Despite serving in Congress for 12 years and five years as Minnesota’s governor, Mr. Walz lacks a significant national profile. That changed when he made headlines and a viral video clip by labeling former President Donald Trump and his running mate, Sen. J.D. Vance of Ohio, as “weird.”
Even before Wednesday night’s speech, Democrats have seized on that word and used it relentlessly to mock the Trump campaign.
On the campaign trail, Mr. Walz has tried to charm voters with his folksy personality and talk of Midwestern values.
It has also been a rough turn in the national spotlight with fresh scrutiny of his military record and evidence that he exaggerated his 24 years of service in the Minnesota National Guard by falsely suggesting he served in combat and misstating his rank.
Mr. Vance, who served in the Marines and was deployed to Iraq in 2005, has accused Mr. Walz of “stolen valor.” He said Mr. Walz falsely claimed that he fought in a war and retired from his Army National Guard as it prepared to deploy to Iraq.
Democrats dismissed the criticism, though the Harris campaign had to tweak Mr. Walz’s biography on the website that had repeated his longtime public claim of an inflated rank when he retired from the National Guard.
Sherry Strothers, a delegate from Nevada who served in the Navy, called the allegations “an egregious slap in the face” to all veterans.
Ms. Harris is hoping the mix of working-class appeal and liberal track record will shore up her base and appeal to independents across the Midwestern battleground states.

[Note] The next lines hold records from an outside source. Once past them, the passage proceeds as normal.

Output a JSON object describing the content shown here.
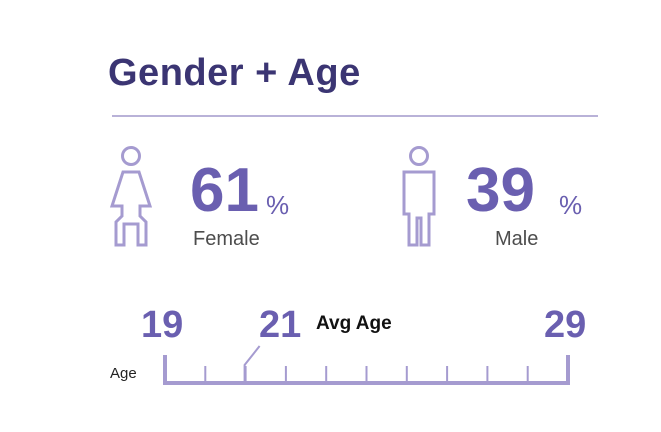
{
  "title": "Gender + Age",
  "colors": {
    "title": "#3b3573",
    "accent": "#6a5fb0",
    "icon": "#a59bd0",
    "divider": "#b9b2d8"
  },
  "chart_data": {
    "type": "infographic",
    "title": "Gender + Age",
    "gender": [
      {
        "name": "Female",
        "value": 61,
        "unit": "%",
        "icon": "female-figure-icon"
      },
      {
        "name": "Male",
        "value": 39,
        "unit": "%",
        "icon": "male-figure-icon"
      }
    ],
    "age": {
      "axis_label": "Age",
      "min": 19,
      "max": 29,
      "avg": 21,
      "avg_label": "Avg Age",
      "min_label": "19",
      "max_label": "29",
      "avg_value_label": "21"
    }
  }
}
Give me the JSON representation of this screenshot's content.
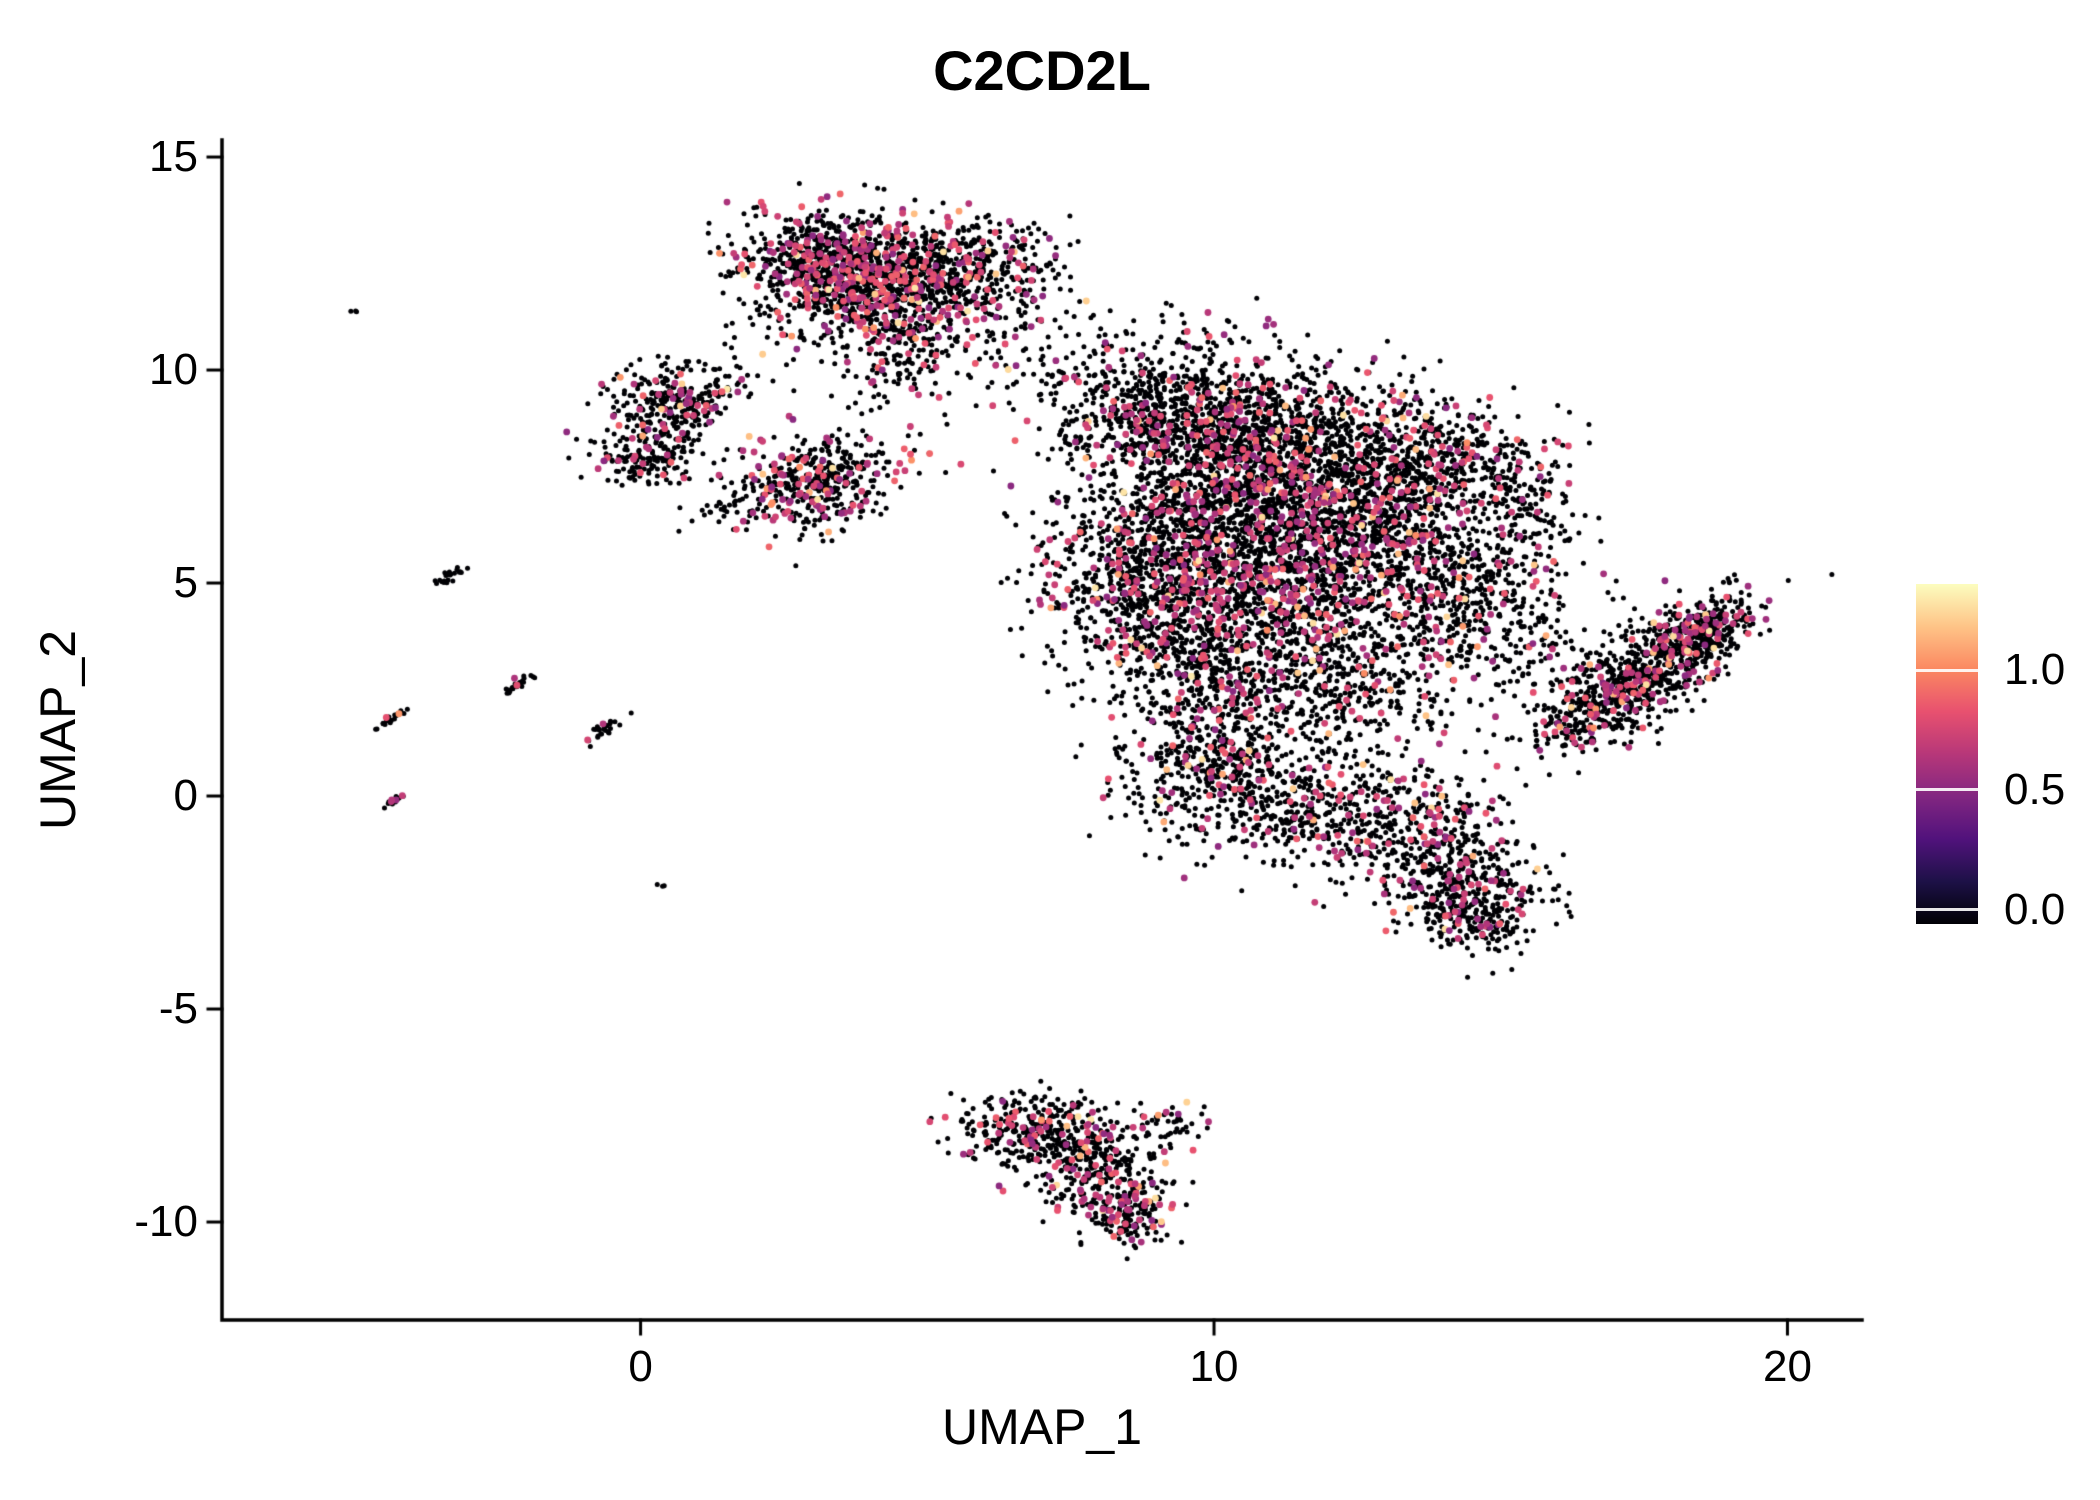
{
  "chart_data": {
    "type": "scatter",
    "title": "C2CD2L",
    "xlabel": "UMAP_1",
    "ylabel": "UMAP_2",
    "xlim": [
      -7.3,
      21.3
    ],
    "ylim": [
      -12.3,
      15.4
    ],
    "grid": false,
    "legend_position": "right",
    "background": "#ffffff",
    "axis_color": "#000000",
    "x_axis": {
      "ticks": [
        {
          "label": "0",
          "value": 0
        },
        {
          "label": "10",
          "value": 10
        },
        {
          "label": "20",
          "value": 20
        }
      ]
    },
    "y_axis": {
      "ticks": [
        {
          "label": "15",
          "value": 15
        },
        {
          "label": "10",
          "value": 10
        },
        {
          "label": "5",
          "value": 5
        },
        {
          "label": "0",
          "value": 0
        },
        {
          "label": "-5",
          "value": -5
        },
        {
          "label": "-10",
          "value": -10
        }
      ]
    },
    "colorbar": {
      "domain": [
        -0.06,
        1.36
      ],
      "ticks": [
        {
          "label": "1.0",
          "value": 1.0
        },
        {
          "label": "0.5",
          "value": 0.5
        },
        {
          "label": "0.0",
          "value": 0.0
        }
      ],
      "stops": [
        "#000004",
        "#1d1147",
        "#51127c",
        "#822681",
        "#b73779",
        "#e8516f",
        "#fb8861",
        "#fec487",
        "#fcfdbf"
      ]
    },
    "point_radius": {
      "zero": 2.5,
      "positive": 3.4
    },
    "expression": {
      "p_high": 0.012,
      "p_mid": 0.11,
      "mid_range": [
        0.5,
        0.9
      ],
      "high_range": [
        1.0,
        1.3
      ]
    },
    "clusters": [
      {
        "x": 3.4,
        "y": 12.5,
        "sx": 0.85,
        "sy": 0.55,
        "a": -10,
        "n": 700,
        "p": 1.8
      },
      {
        "x": 4.9,
        "y": 12.3,
        "sx": 1.0,
        "sy": 0.6,
        "a": -15,
        "n": 600,
        "p": 1.5
      },
      {
        "x": 4.2,
        "y": 11.3,
        "sx": 1.0,
        "sy": 0.5,
        "a": 0,
        "n": 350,
        "p": 1.5
      },
      {
        "x": 4.5,
        "y": 10.1,
        "sx": 0.5,
        "sy": 0.6,
        "a": 0,
        "n": 110,
        "p": 1.4
      },
      {
        "x": 6.2,
        "y": 12.7,
        "sx": 0.6,
        "sy": 0.4,
        "a": 0,
        "n": 150,
        "p": 1.2
      },
      {
        "x": 6.8,
        "y": 10.3,
        "sx": 0.8,
        "sy": 0.6,
        "a": 20,
        "n": 90,
        "p": 1.0
      },
      {
        "x": 1.6,
        "y": 9.8,
        "sx": 0.5,
        "sy": 0.3,
        "a": 0,
        "n": 40,
        "p": 1.0
      },
      {
        "x": 0.5,
        "y": 9.2,
        "sx": 0.55,
        "sy": 0.45,
        "a": 0,
        "n": 260,
        "p": 1.2
      },
      {
        "x": 0.2,
        "y": 8.0,
        "sx": 0.45,
        "sy": 0.35,
        "a": 0,
        "n": 160,
        "p": 1.2
      },
      {
        "x": 1.6,
        "y": 6.9,
        "sx": 0.4,
        "sy": 0.3,
        "a": 0,
        "n": 35,
        "p": 1.0
      },
      {
        "x": 3.1,
        "y": 7.4,
        "sx": 0.75,
        "sy": 0.55,
        "a": 15,
        "n": 430,
        "p": 1.7
      },
      {
        "x": 9.4,
        "y": 9.0,
        "sx": 1.1,
        "sy": 0.9,
        "a": 0,
        "n": 900,
        "p": 1.1
      },
      {
        "x": 11.5,
        "y": 8.2,
        "sx": 1.2,
        "sy": 0.9,
        "a": 0,
        "n": 900,
        "p": 1.3
      },
      {
        "x": 10.3,
        "y": 6.5,
        "sx": 1.3,
        "sy": 1.0,
        "a": 0,
        "n": 900,
        "p": 1.2
      },
      {
        "x": 8.8,
        "y": 5.0,
        "sx": 0.9,
        "sy": 1.1,
        "a": 0,
        "n": 700,
        "p": 1.3
      },
      {
        "x": 11.0,
        "y": 4.6,
        "sx": 1.2,
        "sy": 1.0,
        "a": 0,
        "n": 800,
        "p": 1.3
      },
      {
        "x": 12.8,
        "y": 6.3,
        "sx": 1.1,
        "sy": 1.0,
        "a": 0,
        "n": 700,
        "p": 1.4
      },
      {
        "x": 13.9,
        "y": 7.9,
        "sx": 0.9,
        "sy": 0.7,
        "a": 0,
        "n": 400,
        "p": 1.1
      },
      {
        "x": 14.3,
        "y": 4.6,
        "sx": 1.0,
        "sy": 1.0,
        "a": 0,
        "n": 500,
        "p": 1.0
      },
      {
        "x": 15.4,
        "y": 6.8,
        "sx": 0.5,
        "sy": 0.7,
        "a": 0,
        "n": 150,
        "p": 0.9
      },
      {
        "x": 9.9,
        "y": 2.8,
        "sx": 0.8,
        "sy": 0.8,
        "a": 0,
        "n": 350,
        "p": 1.1
      },
      {
        "x": 12.2,
        "y": 2.6,
        "sx": 1.0,
        "sy": 0.9,
        "a": 0,
        "n": 400,
        "p": 1.0
      },
      {
        "x": 10.1,
        "y": 0.6,
        "sx": 0.9,
        "sy": 0.8,
        "a": 0,
        "n": 450,
        "p": 1.2
      },
      {
        "x": 12.0,
        "y": -0.3,
        "sx": 1.0,
        "sy": 0.7,
        "a": 0,
        "n": 350,
        "p": 1.1
      },
      {
        "x": 13.6,
        "y": -1.0,
        "sx": 0.8,
        "sy": 0.7,
        "a": 0,
        "n": 300,
        "p": 1.2
      },
      {
        "x": 14.5,
        "y": -2.2,
        "sx": 0.7,
        "sy": 0.6,
        "a": 0,
        "n": 250,
        "p": 1.0
      },
      {
        "x": 14.7,
        "y": -2.9,
        "sx": 0.55,
        "sy": 0.45,
        "a": 0,
        "n": 150,
        "p": 1.0
      },
      {
        "x": 15.9,
        "y": 3.2,
        "sx": 0.5,
        "sy": 0.7,
        "a": 0,
        "n": 70,
        "p": 0.8
      },
      {
        "x": 17.4,
        "y": 2.8,
        "sx": 1.15,
        "sy": 0.42,
        "a": 42,
        "n": 850,
        "p": 1.1
      },
      {
        "x": 18.6,
        "y": 3.9,
        "sx": 0.45,
        "sy": 0.3,
        "a": 42,
        "n": 200,
        "p": 1.2
      },
      {
        "x": 6.9,
        "y": -7.9,
        "sx": 0.65,
        "sy": 0.45,
        "a": -10,
        "n": 330,
        "p": 1.4
      },
      {
        "x": 8.0,
        "y": -8.8,
        "sx": 0.55,
        "sy": 0.55,
        "a": -30,
        "n": 280,
        "p": 1.4
      },
      {
        "x": 8.5,
        "y": -9.8,
        "sx": 0.35,
        "sy": 0.4,
        "a": 0,
        "n": 130,
        "p": 1.6
      },
      {
        "x": 9.1,
        "y": -7.7,
        "sx": 0.35,
        "sy": 0.25,
        "a": 0,
        "n": 50,
        "p": 1.0
      },
      {
        "x": -3.3,
        "y": 5.2,
        "sx": 0.18,
        "sy": 0.05,
        "a": 40,
        "n": 25,
        "p": 1.0
      },
      {
        "x": -2.15,
        "y": 2.6,
        "sx": 0.16,
        "sy": 0.05,
        "a": 40,
        "n": 22,
        "p": 1.2
      },
      {
        "x": -4.4,
        "y": 1.8,
        "sx": 0.2,
        "sy": 0.05,
        "a": 40,
        "n": 25,
        "p": 1.5
      },
      {
        "x": -0.65,
        "y": 1.55,
        "sx": 0.22,
        "sy": 0.06,
        "a": 40,
        "n": 28,
        "p": 1.0
      },
      {
        "x": -4.3,
        "y": -0.1,
        "sx": 0.12,
        "sy": 0.05,
        "a": 40,
        "n": 14,
        "p": 1.0
      },
      {
        "x": 0.35,
        "y": -2.1,
        "sx": 0.05,
        "sy": 0.04,
        "a": 0,
        "n": 3,
        "p": 0
      },
      {
        "x": -5.0,
        "y": 11.4,
        "sx": 0.06,
        "sy": 0.05,
        "a": 40,
        "n": 3,
        "p": 0
      }
    ]
  }
}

A Nebraska native, Mr. Walz was a high school social studies teacher and football coach in Mankato, Minnesota, about 80 miles south of Minneapolis.
During his time as a high school teacher, Mr. Walz was the faculty adviser for the school’s first gay-straight alliance chapter in 1999.
Mr. Paz, who is an LGBTQ delegate, said Mr. Walz’s outreach to the LGBTQ community was courageous.
“It was huge,” he said. “If there was a teacher at my high school that would have been as brave as Tim Walz, I wouldn’t have had to come out at 34. This is a leader.”
Mr. Walz was a relative centrist during his time in the House. He received high marks from the National Rifle Association and was frequently ranked among the most bipartisan members of Congress. More than half the bills he co-sponsored were introduced by Republicans.
An avid hunter, Mr. Walz was an NRA darling while in Congress and earned an endorsement and donations from the powerful gun lobby.
After the February 2018 mass shooting at a high school in Parkland, Florida, however, Mr. Walz began championing firearms restrictions.
He has spoken out in favor of an assault weapons ban — a position he shares with Ms. Harris.
During his time in the governor’s mansion, Mr. Walz has moved further to the political left. He signed bills tightening gun restrictions, legalizing recreational marijuana, expanding abortion access and placing new taxes on corporations operating in the state.
He also raised taxes at a time when other governors were lowering them.